Pada tahun 1755, terjadi peristiwa penting yang dikenal sebagai Perjanjian Giyanti yang menjadi tonggak berdirinya dua kerajaan besar di Jawa, Kesunanan Surakarta dan Kesultanan Ngayogyakarta Hadiningrat. Perjanjian ini mengakhiri dominasi Kerajaan Mataram Islam dan membuka jalan bagi pembentukan dua kerajaan yang berdiri hingga hari ini. Konflik internal di Mataram dimulai dari ketidakstabilan dalam keluarga kerajaan, terutama antara Pangeran Prabasuyasa, Pangeran Mangkubumi, dan Raden Mas Said.

Seiring intervensi kolonial Belanda, terutama VOC, konflik semakin meruncing.
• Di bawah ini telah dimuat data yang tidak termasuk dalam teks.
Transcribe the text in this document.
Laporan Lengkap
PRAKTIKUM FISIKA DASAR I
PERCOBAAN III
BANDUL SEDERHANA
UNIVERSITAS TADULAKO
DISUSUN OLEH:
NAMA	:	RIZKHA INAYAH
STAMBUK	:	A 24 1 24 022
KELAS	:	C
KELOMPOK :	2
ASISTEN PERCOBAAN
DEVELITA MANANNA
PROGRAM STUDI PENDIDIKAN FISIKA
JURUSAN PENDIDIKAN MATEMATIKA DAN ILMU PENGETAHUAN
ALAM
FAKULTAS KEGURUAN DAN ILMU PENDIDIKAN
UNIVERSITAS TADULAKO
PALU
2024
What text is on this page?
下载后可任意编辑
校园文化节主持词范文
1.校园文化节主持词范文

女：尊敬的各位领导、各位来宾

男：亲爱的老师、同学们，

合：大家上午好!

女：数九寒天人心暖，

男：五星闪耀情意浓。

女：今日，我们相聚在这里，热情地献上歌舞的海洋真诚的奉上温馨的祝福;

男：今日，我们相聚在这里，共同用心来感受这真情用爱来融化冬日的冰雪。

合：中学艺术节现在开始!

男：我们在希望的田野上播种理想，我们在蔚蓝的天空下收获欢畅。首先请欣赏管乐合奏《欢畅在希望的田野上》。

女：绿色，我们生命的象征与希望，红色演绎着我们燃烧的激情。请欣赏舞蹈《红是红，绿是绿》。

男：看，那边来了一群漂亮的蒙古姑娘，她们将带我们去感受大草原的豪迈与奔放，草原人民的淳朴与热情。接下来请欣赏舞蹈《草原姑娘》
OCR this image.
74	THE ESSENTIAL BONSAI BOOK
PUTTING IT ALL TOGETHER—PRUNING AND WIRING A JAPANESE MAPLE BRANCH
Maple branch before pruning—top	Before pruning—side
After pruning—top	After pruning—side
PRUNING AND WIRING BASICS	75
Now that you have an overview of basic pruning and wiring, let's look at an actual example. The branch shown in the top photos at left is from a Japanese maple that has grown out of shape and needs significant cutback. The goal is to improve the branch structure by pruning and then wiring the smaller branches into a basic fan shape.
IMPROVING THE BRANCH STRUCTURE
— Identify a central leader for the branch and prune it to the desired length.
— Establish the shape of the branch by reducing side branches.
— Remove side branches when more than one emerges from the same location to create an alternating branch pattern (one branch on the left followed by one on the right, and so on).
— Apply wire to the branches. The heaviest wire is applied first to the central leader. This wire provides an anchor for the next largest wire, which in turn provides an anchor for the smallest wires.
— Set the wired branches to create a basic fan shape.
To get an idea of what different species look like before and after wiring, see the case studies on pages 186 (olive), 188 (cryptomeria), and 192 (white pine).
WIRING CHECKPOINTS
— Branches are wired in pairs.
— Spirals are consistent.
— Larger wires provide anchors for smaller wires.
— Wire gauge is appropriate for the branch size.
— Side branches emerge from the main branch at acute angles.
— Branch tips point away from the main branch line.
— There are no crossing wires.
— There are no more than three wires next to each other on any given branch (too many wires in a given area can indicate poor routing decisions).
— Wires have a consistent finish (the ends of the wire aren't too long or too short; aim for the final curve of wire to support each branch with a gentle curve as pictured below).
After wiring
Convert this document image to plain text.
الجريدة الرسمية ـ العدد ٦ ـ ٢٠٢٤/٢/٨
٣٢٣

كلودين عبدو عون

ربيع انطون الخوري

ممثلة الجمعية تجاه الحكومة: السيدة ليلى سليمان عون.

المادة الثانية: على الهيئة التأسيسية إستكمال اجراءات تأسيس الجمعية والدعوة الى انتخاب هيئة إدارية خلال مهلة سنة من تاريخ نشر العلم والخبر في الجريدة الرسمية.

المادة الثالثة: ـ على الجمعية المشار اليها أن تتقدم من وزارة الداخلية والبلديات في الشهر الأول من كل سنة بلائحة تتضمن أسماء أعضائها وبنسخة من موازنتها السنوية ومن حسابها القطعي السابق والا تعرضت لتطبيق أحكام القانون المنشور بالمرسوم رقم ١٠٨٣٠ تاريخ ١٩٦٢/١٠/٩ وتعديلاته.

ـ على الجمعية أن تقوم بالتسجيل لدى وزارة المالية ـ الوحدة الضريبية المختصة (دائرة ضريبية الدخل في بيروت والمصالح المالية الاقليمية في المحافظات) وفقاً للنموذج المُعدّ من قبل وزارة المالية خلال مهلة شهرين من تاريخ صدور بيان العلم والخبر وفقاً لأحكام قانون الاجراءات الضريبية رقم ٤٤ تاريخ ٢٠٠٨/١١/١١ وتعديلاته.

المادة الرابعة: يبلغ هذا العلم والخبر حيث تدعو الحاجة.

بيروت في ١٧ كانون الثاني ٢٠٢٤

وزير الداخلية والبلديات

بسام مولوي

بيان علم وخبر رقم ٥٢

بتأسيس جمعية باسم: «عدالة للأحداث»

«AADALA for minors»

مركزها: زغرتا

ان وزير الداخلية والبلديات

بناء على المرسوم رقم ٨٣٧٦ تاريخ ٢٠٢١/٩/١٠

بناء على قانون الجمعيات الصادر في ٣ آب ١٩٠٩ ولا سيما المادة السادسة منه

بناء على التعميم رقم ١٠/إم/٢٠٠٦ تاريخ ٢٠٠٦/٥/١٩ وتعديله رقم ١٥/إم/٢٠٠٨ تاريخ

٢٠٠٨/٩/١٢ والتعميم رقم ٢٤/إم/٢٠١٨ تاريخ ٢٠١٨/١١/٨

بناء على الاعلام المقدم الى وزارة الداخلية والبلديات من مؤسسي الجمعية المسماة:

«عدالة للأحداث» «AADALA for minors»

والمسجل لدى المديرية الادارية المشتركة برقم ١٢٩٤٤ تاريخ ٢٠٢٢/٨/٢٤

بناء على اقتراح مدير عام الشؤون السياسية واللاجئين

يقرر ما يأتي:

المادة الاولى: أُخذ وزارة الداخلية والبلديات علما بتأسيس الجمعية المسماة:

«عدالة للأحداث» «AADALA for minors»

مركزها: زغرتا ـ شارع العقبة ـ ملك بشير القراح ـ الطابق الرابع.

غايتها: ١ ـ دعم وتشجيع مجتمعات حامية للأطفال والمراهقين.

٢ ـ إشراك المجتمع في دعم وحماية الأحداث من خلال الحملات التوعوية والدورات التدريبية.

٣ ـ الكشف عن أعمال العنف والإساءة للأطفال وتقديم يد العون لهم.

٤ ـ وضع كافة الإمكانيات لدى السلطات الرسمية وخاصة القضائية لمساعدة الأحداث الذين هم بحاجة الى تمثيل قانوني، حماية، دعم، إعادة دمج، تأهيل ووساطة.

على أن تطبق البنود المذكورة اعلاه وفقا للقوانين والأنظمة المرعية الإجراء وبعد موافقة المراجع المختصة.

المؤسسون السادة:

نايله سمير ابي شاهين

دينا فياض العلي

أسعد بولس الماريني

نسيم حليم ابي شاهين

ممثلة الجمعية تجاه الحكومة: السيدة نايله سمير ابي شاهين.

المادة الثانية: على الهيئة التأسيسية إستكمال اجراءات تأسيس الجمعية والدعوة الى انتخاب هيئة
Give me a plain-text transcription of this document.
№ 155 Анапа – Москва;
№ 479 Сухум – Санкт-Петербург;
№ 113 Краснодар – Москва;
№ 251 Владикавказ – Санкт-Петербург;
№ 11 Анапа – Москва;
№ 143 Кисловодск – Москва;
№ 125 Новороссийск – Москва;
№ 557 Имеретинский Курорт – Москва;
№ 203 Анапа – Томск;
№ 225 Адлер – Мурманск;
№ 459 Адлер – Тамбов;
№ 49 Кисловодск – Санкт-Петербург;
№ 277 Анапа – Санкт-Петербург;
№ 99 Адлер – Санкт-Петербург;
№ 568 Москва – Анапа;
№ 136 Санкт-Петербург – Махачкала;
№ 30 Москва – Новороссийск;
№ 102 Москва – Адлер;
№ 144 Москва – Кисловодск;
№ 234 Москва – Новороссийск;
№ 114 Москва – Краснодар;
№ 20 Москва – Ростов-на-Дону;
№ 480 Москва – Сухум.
VOC memainkan peranan penting dalam suksesi Mataram dan berhasil memecah-belah koalisi yang akhirnya mengarah pada Perjanjian Giyanti. Perjanjian ini secara resmi membagi Kerajaan Mataram menjadi dua, Kasunanan Surakarta yang dipimpin oleh Pakubuwana III dan Kasultanan Ngayogyakarta Hadiningrat yang dipimpin oleh Sultan Hamengkubuwana I.

Namun, perjanjian tersebut tidak serta-merta mengakhiri konflik. Raden Mas Said melanjutkan perjuangan dan akhirnya menandatangani Perjanjian Salatiga pada 17 Maret 1757, yang membentuk Kadipaten Mangkunegaran sebagai entitas politik baru. Setelah perjanjian Giyanti, Kasultanan Yogyakarta resmi berdiri pada 13 Maret 1755 setelah pertemuan antara Sultan Hamengkubuwana I dan Pakubuwana III di Jatisari. Pembangunan Keraton Yogyakarta dimulai pada 9 Oktober 1755.

Sebagai pengingat akan peristiwa bersejarah ini, Monumen Perjanjian Giyanti didirikan di Karanganyar, Jawa Tengah. Monumen ini melambangkan perpecahan Mataram dan kelahiran dua kerajaan besar di Jawa: Surakarta dan Yogyakarta. Perjanjian Giyanti tidak hanya menandai akhir dari Kerajaan Mataram yang utuh, namun juga sebagai awal dari dua kerajaan yang memiliki sejarah panjang dan kaya di Jawa Tengah dan Daerah Istimewa Yogyakarta.